“Tive consciência de que uma primeira questão se colocava: o que significava para mim ser mulher? Primeiro pensei poder livrar-me disso rápido. Nunca tive sentimento de inferioridade, ninguém me havia dito: “Você pensa assim porque é mulher”; minha feminilidade não me atrapalhava em nada”.
— Simone Beavouir, em o “segundo sexo”.
Na semana-mês que passou por mim, atribuíram-me uma vez mais o adjetivo característico durante uma fala: “achava que você era lésbica-sapatão”… devido ao meu jeito-estilo de ser-existir e de se vestir. Eu ri porque nunca me ocupei de rótulos. Não os atribuo, tampouco os considero para consumo. Nunca me preocupei com a imagem que o outro tem de mim… até por considerar impossível saber o que o outro vê quando me olha-observa. O olhar tem suas formas peculiares de rótulos e eu nunca me afeiçoei as fôrmas e suas formas. Sempre fui aquela que fugia das multidões, procurando o lado contrário, o canto oposto…
Eu tinha pouco mais de oito anos quando ouvi pela primeira vez a palavra androginia. Respirei fundo e senti qualquer coisa de segurança-acolhimento. A repeti em voz alta algumas vezes… e, de posse de seu sentido-significado, certos desenhos se agarraram a minha matéria — uma espécie de tatuagem. Era uma palavra na qual atracar a minha existência. Mais tarde seria uma frase — inteira —, de Bevouir a causar turbulência nessa embarcação que sou: “não se nasce mulher”. — e, eu sorri… como se tudo em mim fizesse algum sentido.

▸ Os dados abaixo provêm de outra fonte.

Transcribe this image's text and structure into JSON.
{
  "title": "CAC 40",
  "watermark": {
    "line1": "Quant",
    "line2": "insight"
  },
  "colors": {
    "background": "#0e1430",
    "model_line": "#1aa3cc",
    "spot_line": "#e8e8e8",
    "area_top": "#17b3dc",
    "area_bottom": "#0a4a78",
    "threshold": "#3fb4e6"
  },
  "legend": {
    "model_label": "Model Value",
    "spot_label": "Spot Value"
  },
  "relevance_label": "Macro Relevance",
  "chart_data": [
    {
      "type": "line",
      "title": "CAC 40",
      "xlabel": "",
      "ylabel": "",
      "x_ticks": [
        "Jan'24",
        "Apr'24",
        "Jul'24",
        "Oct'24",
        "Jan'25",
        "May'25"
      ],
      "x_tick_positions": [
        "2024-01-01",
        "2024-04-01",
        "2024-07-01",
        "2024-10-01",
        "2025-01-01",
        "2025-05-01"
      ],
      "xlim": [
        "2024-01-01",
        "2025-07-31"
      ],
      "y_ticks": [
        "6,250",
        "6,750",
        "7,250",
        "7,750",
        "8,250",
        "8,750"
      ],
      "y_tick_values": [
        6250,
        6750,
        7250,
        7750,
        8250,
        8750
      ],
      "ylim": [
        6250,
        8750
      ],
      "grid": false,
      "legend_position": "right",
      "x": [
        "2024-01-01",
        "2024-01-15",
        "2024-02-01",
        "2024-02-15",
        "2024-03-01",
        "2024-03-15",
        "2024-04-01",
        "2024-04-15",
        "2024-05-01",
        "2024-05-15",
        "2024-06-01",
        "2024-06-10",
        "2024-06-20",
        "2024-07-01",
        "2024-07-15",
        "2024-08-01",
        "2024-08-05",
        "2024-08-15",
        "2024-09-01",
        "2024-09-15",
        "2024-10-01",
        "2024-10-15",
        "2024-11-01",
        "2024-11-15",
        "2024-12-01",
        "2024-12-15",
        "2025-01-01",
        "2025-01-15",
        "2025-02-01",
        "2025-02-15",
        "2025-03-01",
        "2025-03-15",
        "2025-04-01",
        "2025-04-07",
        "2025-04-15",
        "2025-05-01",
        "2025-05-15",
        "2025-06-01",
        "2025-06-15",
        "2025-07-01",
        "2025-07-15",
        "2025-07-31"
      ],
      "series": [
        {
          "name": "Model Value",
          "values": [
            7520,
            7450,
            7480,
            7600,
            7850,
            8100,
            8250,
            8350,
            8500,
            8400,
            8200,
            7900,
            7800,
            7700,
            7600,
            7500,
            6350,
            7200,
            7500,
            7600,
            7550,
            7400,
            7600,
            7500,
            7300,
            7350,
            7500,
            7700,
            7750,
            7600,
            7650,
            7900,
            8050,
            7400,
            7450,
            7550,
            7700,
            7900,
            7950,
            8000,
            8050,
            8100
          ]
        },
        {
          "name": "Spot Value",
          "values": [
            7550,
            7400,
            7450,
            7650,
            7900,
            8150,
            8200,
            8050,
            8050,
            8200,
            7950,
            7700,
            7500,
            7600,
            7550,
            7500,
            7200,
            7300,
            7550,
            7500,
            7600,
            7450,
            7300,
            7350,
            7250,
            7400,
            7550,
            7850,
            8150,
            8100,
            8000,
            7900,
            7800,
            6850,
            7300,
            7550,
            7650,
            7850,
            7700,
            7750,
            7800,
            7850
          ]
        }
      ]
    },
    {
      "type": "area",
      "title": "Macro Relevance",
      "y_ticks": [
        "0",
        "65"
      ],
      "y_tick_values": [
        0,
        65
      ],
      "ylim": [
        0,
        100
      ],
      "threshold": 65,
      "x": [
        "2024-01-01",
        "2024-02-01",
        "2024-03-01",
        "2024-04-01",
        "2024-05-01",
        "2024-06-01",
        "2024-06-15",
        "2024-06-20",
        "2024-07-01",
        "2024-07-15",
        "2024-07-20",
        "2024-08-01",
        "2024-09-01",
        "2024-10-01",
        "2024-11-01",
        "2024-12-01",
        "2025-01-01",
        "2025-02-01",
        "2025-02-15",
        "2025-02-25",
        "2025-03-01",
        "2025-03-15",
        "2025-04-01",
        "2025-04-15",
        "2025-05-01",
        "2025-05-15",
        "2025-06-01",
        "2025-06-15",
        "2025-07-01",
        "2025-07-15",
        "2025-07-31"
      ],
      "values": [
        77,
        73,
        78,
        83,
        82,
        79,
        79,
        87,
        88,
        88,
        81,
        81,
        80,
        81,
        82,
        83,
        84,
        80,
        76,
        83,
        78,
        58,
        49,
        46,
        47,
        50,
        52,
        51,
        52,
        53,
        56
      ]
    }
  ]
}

Naqueles dias eu não era nada. A pele, a voz, o corpo… estavam em mutação. Eu tinha dobrado de tamanho. Meu corpo tinha novas formas… de seios, bunda, coxas. As roupas precisaram ser trocadas… e um par de tênis não durava nem seis meses — perdas e ganhos, próprios da idade.
A mente seguia inquieta e a alma selvagem. Os gestos indóceis… e eu ainda não era alguém. As mutações iriam muito além da matéria… e o espelho não dava conta de exibir tudo que acontecia em minha embarcação. Era necessário estar atenta a tudo para não me perder e cair nas emboscadas traiçoeiras da realidade, moldada por certos senhores e senhoras, com seus malditos manuais de existir.
Eu tinha uma certeza: não queria repetir fórmulas, formas. Queria experimentar, ousar, descobrir, provar de tudo um pouco… até compreender o humano que eu era. Abusei dos excessos, enganos. Somei e subtrai com a mesma voracidade. Encarei o espelho e celebrei meus cabelos brancos no meio da segunda década de vida.
A mulher que eu sou… é causa-consequência de todas as escolhas feitas, decisões de momento ou de uma vida inteira. Sei de que gosto — do que não é lugar comum — o que sinto — amor e ódio em proporções iguais — e penso — nada é para sempre, absolutamente tudo é para nunca mais — e, principalmente, sei o que vejo quando encaro o espelho pela manhã, após molhar o rosto com água fria…
Uma mulher que ama-odeia-tropeça-cai-se-levanta, que gosta de percorrer calçadas, atravessar ruas, dobrar esquinas, tropeçar em vultos humanos — reais ou imaginários —, contornos urbanos, pisar poças, observar cotidianos impossíveis-improváveis. E que sabe, conscientemente que, se lhe fosse dado o direito de nascer de novo… seria na mesma pele — porque nascer nos coloca em igual condição: uma multidão de nada-ninguém.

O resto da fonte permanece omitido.